Plaintiff’s opposition also raises issues concerning potential products liability claims against third parties. Those claims are not at issue on Cedars’s motion for summary judgment. Plaintiff is free to pursue any claims against third parties he wishes to pursue, but Plaintiff failed to show how any such claims would affect his case against Cedars.

f. Continuance

The Court notes that Plaintiff, in opposition to the motion, seeks a continuance pursuant to CCP §437c(h). Plaintiff fails, however, to address how a continuance would give rise to discovery of facts to show the statute of limitations does not apply. Indeed, Plaintiff’s attorney’s declaration in support of the request for a continuance is silent in this regard. The request for a continuance is therefore also denied.

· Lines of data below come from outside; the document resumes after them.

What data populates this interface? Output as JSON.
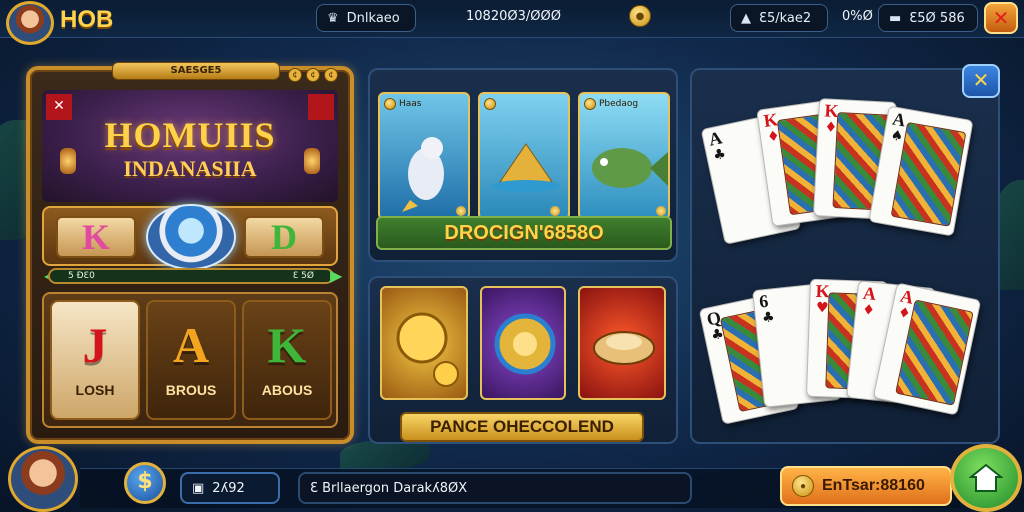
{
  "header": {
    "brand": "HOB",
    "title_label": "Dnlkaeo",
    "balance": "10820Ø3/ØØØ",
    "bet": "Ɛ5/kae2",
    "count": "0%Ø",
    "credits": "Ɛ5Ø 586",
    "close_label": "✕"
  },
  "slot": {
    "header_label": "SAESGE5",
    "corner_label": "✕",
    "logo_line1": "HOMUIIS",
    "logo_line2": "INDANASIIA",
    "win_letters": [
      "K",
      "D"
    ],
    "win_bar_left": "5 ÐƐ0",
    "win_bar_right": "Ɛ 5Ø",
    "reels": [
      {
        "symbol": "J",
        "label": "LOSH"
      },
      {
        "symbol": "A",
        "label": "BROUS"
      },
      {
        "symbol": "K",
        "label": "ABOUS"
      }
    ]
  },
  "fishing": {
    "cards": [
      {
        "tag": "Haas"
      },
      {
        "tag": ""
      },
      {
        "tag": "Pbedaog"
      }
    ],
    "banner": "DROCIGN'6858O"
  },
  "treasure": {
    "banner": "PANCE OHECCOLEND"
  },
  "cards_panel": {
    "close_label": "✕",
    "top_row": [
      {
        "rank": "A",
        "suit": "♣",
        "color": "black",
        "face": false
      },
      {
        "rank": "K",
        "suit": "♦",
        "color": "red",
        "face": true
      },
      {
        "rank": "K",
        "suit": "♦",
        "color": "red",
        "face": true
      },
      {
        "rank": "A",
        "suit": "♠",
        "color": "black",
        "face": true
      }
    ],
    "bottom_row": [
      {
        "rank": "Q",
        "suit": "♣",
        "color": "black",
        "face": true
      },
      {
        "rank": "6",
        "suit": "♣",
        "color": "black",
        "face": false
      },
      {
        "rank": "K",
        "suit": "♥",
        "color": "red",
        "face": true
      },
      {
        "rank": "A",
        "suit": "♦",
        "color": "red",
        "face": false
      },
      {
        "rank": "A",
        "suit": "♦",
        "color": "red",
        "face": true
      }
    ]
  },
  "footer": {
    "dollar_label": "$",
    "ticket_value": "2ʎ92",
    "message": "Ɛ Brllaergon Darakʎ8ØX",
    "enter_label": "EnTsar:88160"
  }
}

4. Motion to File Records Under Seal

Defendant filed an application to file records under seal as a companion to the motion for summary judgment.

When seeking to have records filed under seal, a written motion or application is required, accompanied by points and authorities and by declarations stating facts supporting the findings required for a sealing order. CRC 2.551(b); see H.B. Fuller Co. v. Doe (2007) 151 Cal.App.4th 879, 894. Defendant failed to file any points and authorities in support of the application.

Additionally, Defendant failed to comply with the proper procedures for having records filed under seal. Defendant was supposed to lodge the documents with the clerk in a separate envelope sealed and labeled “CONDITIONALLY UNDER SEAL.” CRC 2.551(b), (d), (e). Defendant failed to do so. Pursuant to Savaglio v. Wal-Mart Stores, Inc. (2007) 149 Cal.App.4th 588, 601, if a party files documents with the Court prior to obtaining an order sealing the documents, the right to move for such an order is waived.

For all of the foregoing reasons, the application to file documents under seal is denied.

Defendant is ordered to give notice.